Whiting and O'Toole have considerable academic, legal and legislative experience.
Whiting worked as a judge in Illinois and in commercial arbitration. He was a partner in the Baker and McKenzie International Law Firm. He taught law at Chicago University and also held the position of legal consultant in the Illinois state legislature.
O'Toole was twice elected to the Ohio Court of Appeals. She also taught law at Kent State University in the United States.
The Abu Dhabi Commercial Court was established in May 2008 to cope with the growth of the business sector in the emirate and out of a need for fair, effective and innovative judicial services.
This court is under the general court system and includes minor and major chambers at the first level and an appellate court. It is assisted by a reconciliation committee whose role is to find amicable solutions to disputes.
The court considers peculiarities of commercial litigants and the importance of time factor for businesses.
The Judicial Department last November approved the English language in the courts for the first time in the Middle East.
Stating that the geographic location of the country encourages international companies to set up their regional headquarters in the United Arab Emirates, Marwan bin Jassim al-Sarkal, executive chairman of Sharjah Investment and Development Authority, said: “The country has become a nurturing environment for a majority of sectors, providing added value for [foreign direct investment] FDI through its advanced and updated legislation, infrastructure and smart services, amongst others, that gives investors peace of mind and boosts performance.”
The Dubai International Financial Centre (DIFC) and the Abu Dhabi General Market have their own courts and dispute resolution authorities for entities operating in those zones, where foreign judges apply a fully independent, common law framework to adjudicate civil and commercial disputes.
The DIFC in 2014 established the Dispute Resolution Authority composed of DIFC Courts, the Arbitration Institute and other tribunals or ancillary bodies.
The move is expected to bolster the Emirates’ efforts to make the country more attractive for foreign companies and individuals in investment, business and employment opportunities.
The United Arab Emirates is opening its visa regime and other laws and regulations related to owning property, investing in trade, business or industry.
In 2017, the Emirates’ attracted more than $10 billion in the UN Conference on Trade and Investment.

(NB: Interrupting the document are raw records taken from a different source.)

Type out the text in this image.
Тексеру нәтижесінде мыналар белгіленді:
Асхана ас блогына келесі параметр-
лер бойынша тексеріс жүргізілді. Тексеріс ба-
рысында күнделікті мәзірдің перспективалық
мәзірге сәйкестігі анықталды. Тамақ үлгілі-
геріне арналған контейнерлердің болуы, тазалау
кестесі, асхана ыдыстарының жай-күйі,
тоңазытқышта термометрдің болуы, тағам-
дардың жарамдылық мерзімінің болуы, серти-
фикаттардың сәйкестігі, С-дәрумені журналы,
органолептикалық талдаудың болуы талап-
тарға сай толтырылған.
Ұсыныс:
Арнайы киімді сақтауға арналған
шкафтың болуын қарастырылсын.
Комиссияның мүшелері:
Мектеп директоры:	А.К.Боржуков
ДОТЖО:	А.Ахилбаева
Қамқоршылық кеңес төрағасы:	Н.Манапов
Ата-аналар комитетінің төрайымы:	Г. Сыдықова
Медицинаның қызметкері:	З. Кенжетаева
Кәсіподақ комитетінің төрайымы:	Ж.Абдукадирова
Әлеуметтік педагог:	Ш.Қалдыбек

This was in part because of rising cross-border mergers and acquisitions sales and the country’s ambition to double FDI in the next few years.
In 2018, a Foreign Direct Investment Law went into effect, signalling the liberalisation of the Emirates’ foreign ownership restrictions under the country’s Commercial Companies Law, which limits a foreign shareholder to holding no more than 49% of the shares in an onshore UAE company.

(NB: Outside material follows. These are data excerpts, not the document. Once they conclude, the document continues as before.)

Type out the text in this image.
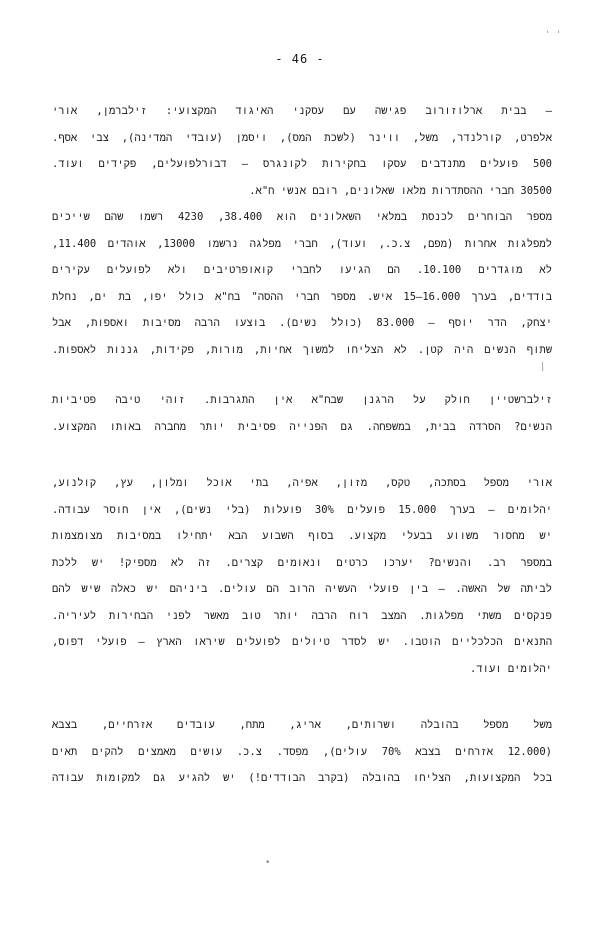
- 46 -
– בבית ארלוזורוב פגישה עם עסקני האיגוד המקצועי: זילברמן, אורי
אלפרט, קורלנדר, משל, ווינר (לשכת המס), ויסמן (עובדי המדינה), צבי אסף.
500 פועלים מתנדבים עסקו בחקירות לקונגרס – דבורלפועלים, פקידים ועוד.
30500 חברי ההסתדרות מלאו שאלונים, רובם אנשי ח"א.
מספר הבוחרים לכנסת במלאי השאלונים הוא 38.400, 4230 רשמו שהם שייכים
למפלגות אחרות (מפם, צ.כ., ועוד), חברי מפלגה נרשמו 13000, אוהדים 11.400,
לא מוגדרים 10.100. הם הגיעו לחברי קואופרטיבים ולא לפועלים עקירים
בודדים, בערך 16.000–15 איש. מספר חברי ההסה" בח"א כולל יפו, בת ים, נחלת
יצחק, הדר יוסף – 83.000 (כולל נשים). בוצעו הרבה מסיבות ואספות, אבל
שתוף הנשים היה קטן. לא הצליחו למשוך אחיות, מורות, פקידות, גננות לאספות.
זילברשטיין חולק על הרגנן שבח"א אין התגרבות. זוהי טיבה פטיביות
הנשים? הסרדה בבית, במשפחה. גם הפנייה פסיבית יותר מחברה באותו המקצוע.
אורי מספל בסתכה, טקס, מזון, אפיה, בתי אוכל ומלון, עץ, קולנוע,
יהלומים – בערך 15.000 פועלים 30% פועלות (בלי נשים), אין חוסר עבודה.
יש מחסור משווע בבעלי מקצוע. בסוף השבוע הבא יתחילו במסיבות מצומצמות
במספר רב. והנשים? יערכו כרטים ונאומים קצרים. זה לא מספיק! יש ללכת
לביתה של האשה. – בין פועלי העשיה הרוב הם עולים. ביניהם יש כאלה שיש להם
פנקסים משתי מפלגות. המצב רוח הרבה יותר טוב מאשר לפני הבחירות לעיריה.
התנאים הכלכליים הוטבו. יש לסדר טיולים לפועלים שיראו הארץ – פועלי דפוס,
יהלומים ועוד.
משל מספל בהובלה ושרותים, אריג, מתח, עובדים אזרחיים, בצבא
(12.000 אזרחים בצבא 70% עולים), מפסד. צ.כ. עושים מאמצים להקים תאים
בכל המקצועות, הצליחו בהובלה (בקרב הבודדים!) יש להגיע גם למקומות עבודה
' '
|
•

The new FDI Law provides a framework for the UAE cabinet to permit foreign shareholders to own up to 100% of companies in certain designated sectors.
Experts consider the introduction of the FDI law a significant development that is likely to increase levels of foreign investment in the United Arab Emirates in line with the government’s efforts to attract foreign investment and diversify the UAE economy.